A more recent trend has been inflation, which was not part of the conversation even two years ago, he said. Now, everyone is aware of “the confusing time we’re going through with all the headwinds”: supply chain disruptions leading to higher prices; a hawkish Fed; and the Russian invasion of Ukraine triggering a crisis for both energy and refugees, especially in Europe. At the same time, “the U.S. economy is doing really well,” with BNP Paribas economists predicting 3% GDP growth in 2022.
“In spite of inflation and consumer confidence being more volatile, households are continuing to spend,” Fillion said. “This economy is still benefiting from a stimulus dimension.” That matters, he said, since some 70% of U.S. GDP is driven by consumption.
And although BNP Paribas is divesting Bank of the West, the bank still expects to maintain a large presence in the U.S., where it has 5,000 employees, Fillion said. It has grown recently through bolt-on acquisitions in its markets unit, such as Deutsche Bank’s prime brokerage, which brought electronic trading execution to BNP Paribas. The bank also signed an agreement to take over as many of Credit Suisse’s prime brokerage clients who want to move over to BNP after the Swiss bank said it would exit that business. The equity-research firm Exane, of which BNP Paribas recently bought the other half it didn’t already own, will also be expanding into the U.S. from its base in Europe.
How competitors are faring
BNP Paribas is not the only European-based bank moving away from serving U.S. retail customers.
“I think the European banks are all facing profitability pressures,” Hanley said. “A lot of them are withdrawing and rethinking the U.S. retail banking market because it’s not generating the returns they need.”
The strategy now, Hanley said, is to shift toward the higher end of the income scale. “In the future, I think overseas banks coming into the U.S. will concentrate on wealthy people,” he said, citing UBS’s acquisition of the robo advisor Wealthfront and HSBC’s strategy of placing branches in places where rich clients have overseas banking needs.

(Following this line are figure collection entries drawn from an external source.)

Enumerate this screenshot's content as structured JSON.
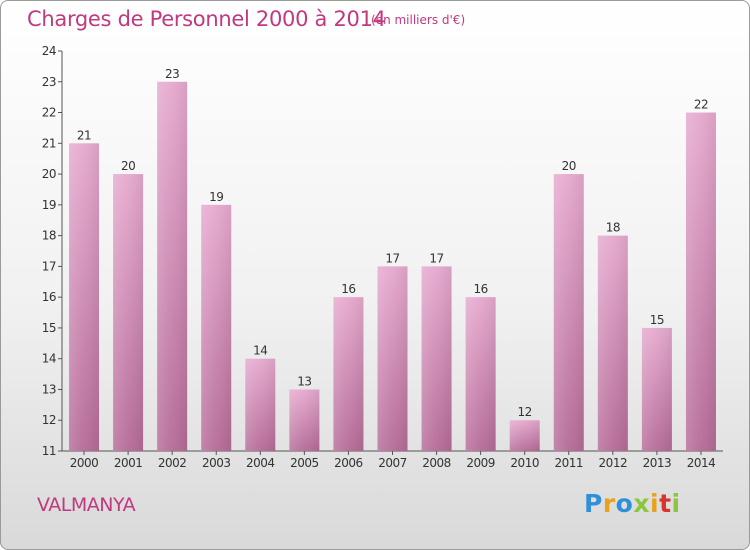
{
  "title": "Charges de Personnel 2000 à 2014",
  "subtitle": "(en milliers d'€)",
  "commune": "VALMANYA",
  "brand": {
    "letters": [
      {
        "ch": "P",
        "color": "#2f8fd8"
      },
      {
        "ch": "r",
        "color": "#e8a21c"
      },
      {
        "ch": "o",
        "color": "#2f8fd8"
      },
      {
        "ch": "x",
        "color": "#8cc63f"
      },
      {
        "ch": "i",
        "color": "#e8a21c"
      },
      {
        "ch": "t",
        "color": "#d9342b"
      },
      {
        "ch": "i",
        "color": "#8cc63f"
      }
    ]
  },
  "colors": {
    "bar_top": "#e6a9cf",
    "bar_bottom": "#b56b97",
    "accent": "#c1397e"
  },
  "chart_data": {
    "type": "bar",
    "categories": [
      "2000",
      "2001",
      "2002",
      "2003",
      "2004",
      "2005",
      "2006",
      "2007",
      "2008",
      "2009",
      "2010",
      "2011",
      "2012",
      "2013",
      "2014"
    ],
    "values": [
      21,
      20,
      23,
      19,
      14,
      13,
      16,
      17,
      17,
      16,
      12,
      20,
      18,
      15,
      22
    ],
    "ylim": [
      11,
      24
    ],
    "yticks": [
      11,
      12,
      13,
      14,
      15,
      16,
      17,
      18,
      19,
      20,
      21,
      22,
      23,
      24
    ],
    "grid": false,
    "legend": "none"
  }
}
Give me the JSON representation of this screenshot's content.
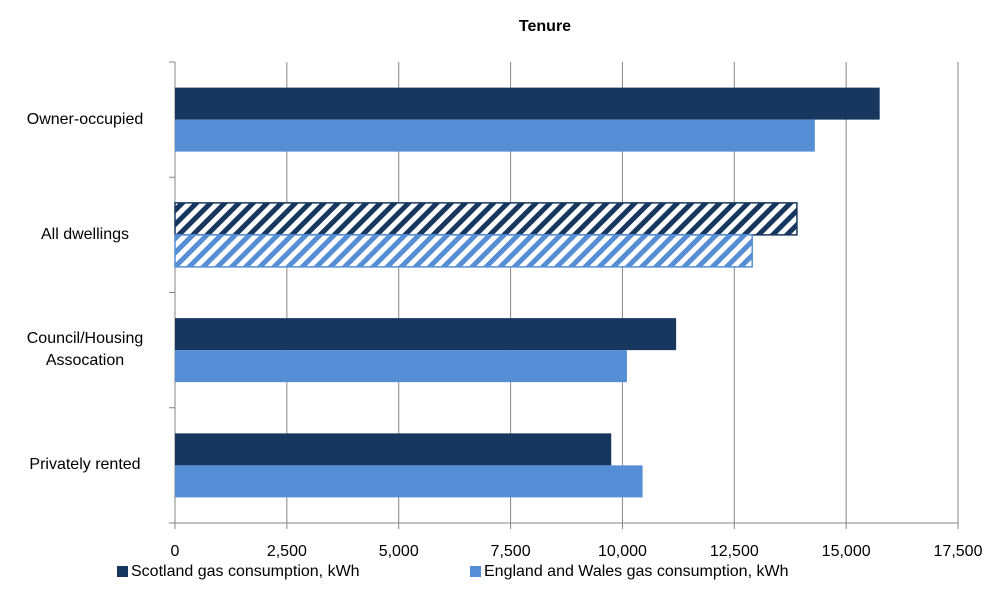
{
  "chart_data": {
    "type": "bar",
    "orientation": "horizontal",
    "title": "Tenure",
    "categories": [
      "Owner-occupied",
      "All dwellings",
      "Council/Housing Assocation",
      "Privately rented"
    ],
    "series": [
      {
        "name": "Scotland gas consumption, kWh",
        "color": "#17375e",
        "values": [
          15750,
          13900,
          11200,
          9750
        ]
      },
      {
        "name": "England and Wales gas consumption, kWh",
        "color": "#558ed5",
        "values": [
          14300,
          12900,
          10100,
          10450
        ]
      }
    ],
    "hatched": [
      false,
      true,
      false,
      false
    ],
    "xlim": [
      0,
      17500
    ],
    "xticks": [
      0,
      {
        "value": 2500,
        "label": "2,500"
      },
      {
        "value": 5000,
        "label": "5,000"
      },
      {
        "value": 7500,
        "label": "7,500"
      },
      {
        "value": 10000,
        "label": "10,000"
      },
      {
        "value": 12500,
        "label": "12,500"
      },
      {
        "value": 15000,
        "label": "15,000"
      },
      {
        "value": 17500,
        "label": "17,500"
      }
    ],
    "grid": true,
    "legend": "bottom"
  }
}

High-net-worth consumers continue to spend; they tend to buy things that need financing, like real estate; and they are less susceptible to inflation because they own assets that tend to appreciate in price, like stocks. All of this makes them uniquely positioned to be good clients right now, especially since, as Visa Chief Economist Wayne Best noted, the affluent have a spending-demand backlog of a quarter of a trillion dollars right now, much of which they plan to use for travel and other high-ticket items.
“Growth rates are higher in Asia and the U.S. than they are in Europe,” Hanley said. European banks “have to go abroad because it’s where the growth rates are. But they have found they can’t compete by trying to be mainstream competitors, so they’re going niche.”